AS IF THERE ARE OTHER PAINTERS – FER FECK’S SAKE

Any road up since the initial question was posed as

‘Do you have an original of Totnes?’ the answer always has to be a resounding YES YES YES

And forthwith One created one.

Since the gallery would rather burn down than actually pass the query onto the artist, One is compelled to pass the painting on, and despite the likelihood of it hitting the hanging space, One is still charged fifty fecking per cent commission!

With this in mind and given the complexity of the painting One priced it accordingly.  Only to be emailed with the response…

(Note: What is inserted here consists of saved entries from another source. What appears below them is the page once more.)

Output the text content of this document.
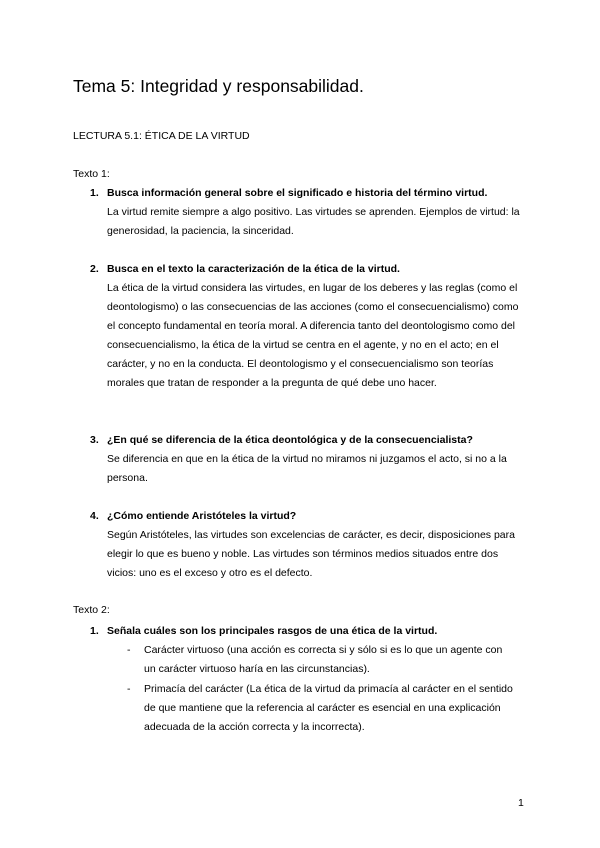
Tema 5: Integridad y responsabilidad.
LECTURA 5.1: ÉTICA DE LA VIRTUD
Texto 1:
1. Busca información general sobre el significado e historia del término virtud.
La virtud remite siempre a algo positivo. Las virtudes se aprenden. Ejemplos de virtud: la generosidad, la paciencia, la sinceridad.
2. Busca en el texto la caracterización de la ética de la virtud.
La ética de la virtud considera las virtudes, en lugar de los deberes y las reglas (como el deontologismo) o las consecuencias de las acciones (como el consecuencialismo) como el concepto fundamental en teoría moral. A diferencia tanto del deontologismo como del consecuencialismo, la ética de la virtud se centra en el agente, y no en el acto; en el carácter, y no en la conducta. El deontologismo y el consecuencialismo son teorías morales que tratan de responder a la pregunta de qué debe uno hacer.
3. ¿En qué se diferencia de la ética deontológica y de la consecuencialista?
Se diferencia en que en la ética de la virtud no miramos ni juzgamos el acto, si no a la persona.
4. ¿Cómo entiende Aristóteles la virtud?
Según Aristóteles, las virtudes son excelencias de carácter, es decir, disposiciones para elegir lo que es bueno y noble. Las virtudes son términos medios situados entre dos vicios: uno es el exceso y otro es el defecto.
Texto 2:
1. Señala cuáles son los principales rasgos de una ética de la virtud.
- Carácter virtuoso (una acción es correcta si y sólo si es lo que un agente con un carácter virtuoso haría en las circunstancias).
- Primacía del carácter (La ética de la virtud da primacía al carácter en el sentido de que mantiene que la referencia al carácter es esencial en una explicación adecuada de la acción correcta y la incorrecta).
1
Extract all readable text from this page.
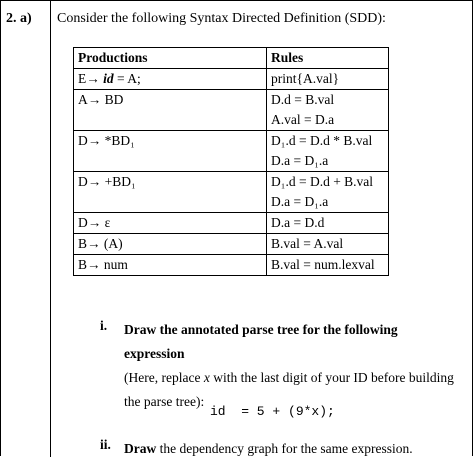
2. a) Consider the following Syntax Directed Definition (SDD):
Productions	Rules
E→ id = A;	print{A.val}

A→ BD	D.d = B.val
A.val = D.a

D→ *BD₁	D₁.d = D.d * B.val
D.a = D₁.a

D→ +BD₁	D₁.d = D.d + B.val
D.a = D₁.a

D→ ε	D.a = D.d

B→ (A)	B.val = A.val

B→ num	B.val = num.lexval
i. Draw the annotated parse tree for the following expression
(Here, replace x with the last digit of your ID before building the parse tree):
id  = 5 + (9*x);
ii. Draw the dependency graph for the same expression.
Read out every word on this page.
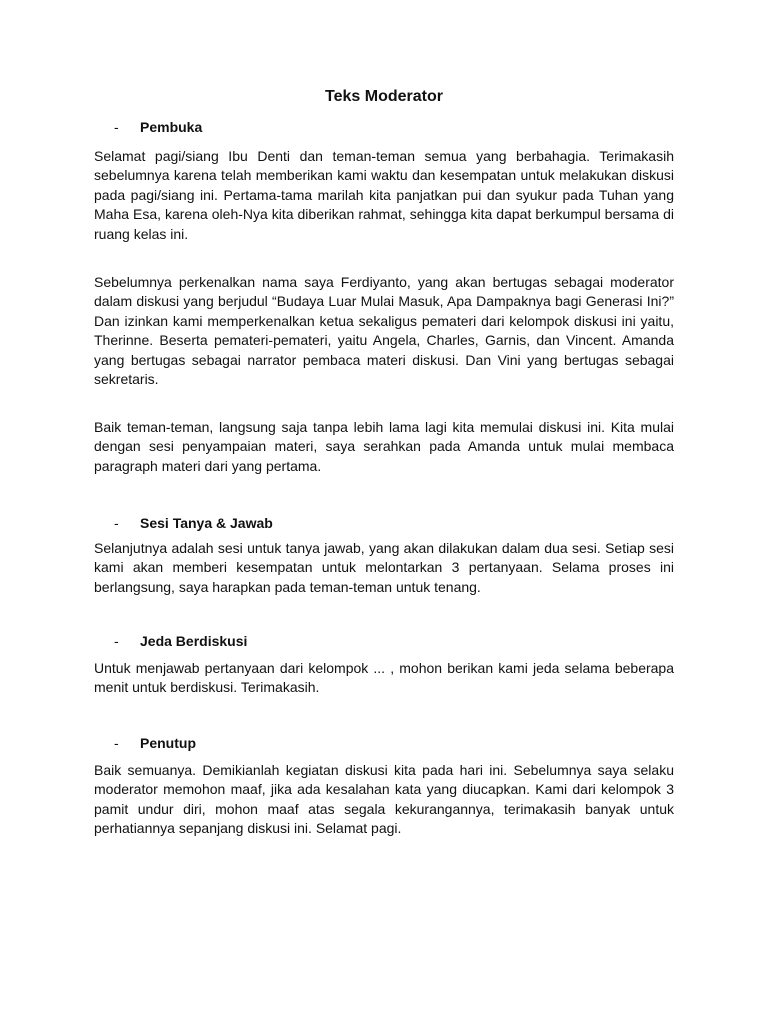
Teks Moderator
-	Pembuka

Selamat pagi/siang Ibu Denti dan teman-teman semua yang berbahagia. Terimakasih sebelumnya karena telah memberikan kami waktu dan kesempatan untuk melakukan diskusi pada pagi/siang ini. Pertama-tama marilah kita panjatkan pui dan syukur pada Tuhan yang Maha Esa, karena oleh-Nya kita diberikan rahmat, sehingga kita dapat berkumpul bersama di ruang kelas ini.

Sebelumnya perkenalkan nama saya Ferdiyanto, yang akan bertugas sebagai moderator dalam diskusi yang berjudul “Budaya Luar Mulai Masuk, Apa Dampaknya bagi Generasi Ini?” Dan izinkan kami memperkenalkan ketua sekaligus pemateri dari kelompok diskusi ini yaitu, Therinne. Beserta pemateri-pemateri, yaitu Angela, Charles, Garnis, dan Vincent. Amanda yang bertugas sebagai narrator pembaca materi diskusi. Dan Vini yang bertugas sebagai sekretaris.

Baik teman-teman, langsung saja tanpa lebih lama lagi kita memulai diskusi ini. Kita mulai dengan sesi penyampaian materi, saya serahkan pada Amanda untuk mulai membaca paragraph materi dari yang pertama.

-	Sesi Tanya & Jawab

Selanjutnya adalah sesi untuk tanya jawab, yang akan dilakukan dalam dua sesi. Setiap sesi kami akan memberi kesempatan untuk melontarkan 3 pertanyaan. Selama proses ini berlangsung, saya harapkan pada teman-teman untuk tenang.

-	Jeda Berdiskusi

Untuk menjawab pertanyaan dari kelompok ... , mohon berikan kami jeda selama beberapa menit untuk berdiskusi. Terimakasih.

-	Penutup

Baik semuanya. Demikianlah kegiatan diskusi kita pada hari ini. Sebelumnya saya selaku moderator memohon maaf, jika ada kesalahan kata yang diucapkan. Kami dari kelompok 3 pamit undur diri, mohon maaf atas segala kekurangannya, terimakasih banyak untuk perhatiannya sepanjang diskusi ini. Selamat pagi.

‘Could you confirm the price since that is a lot more than the cost of the paintings you usually send us and it might be a deal breaker.’

One did indeed confirm the price with a proviso that if the commission rate were negotiable, then so was the cost even though the painting is twice the size and complexity of One’s usual doing for them.

An eerie silence has fallen upon the pooter in the Underground Lair…

Maybe One should follow up the last missive with an offer…

‘Perhaps everyone would like to shit upon One from a great height, urinate all over One’s masterpieces and then stab One to death with the pointy end of a paintbrush.’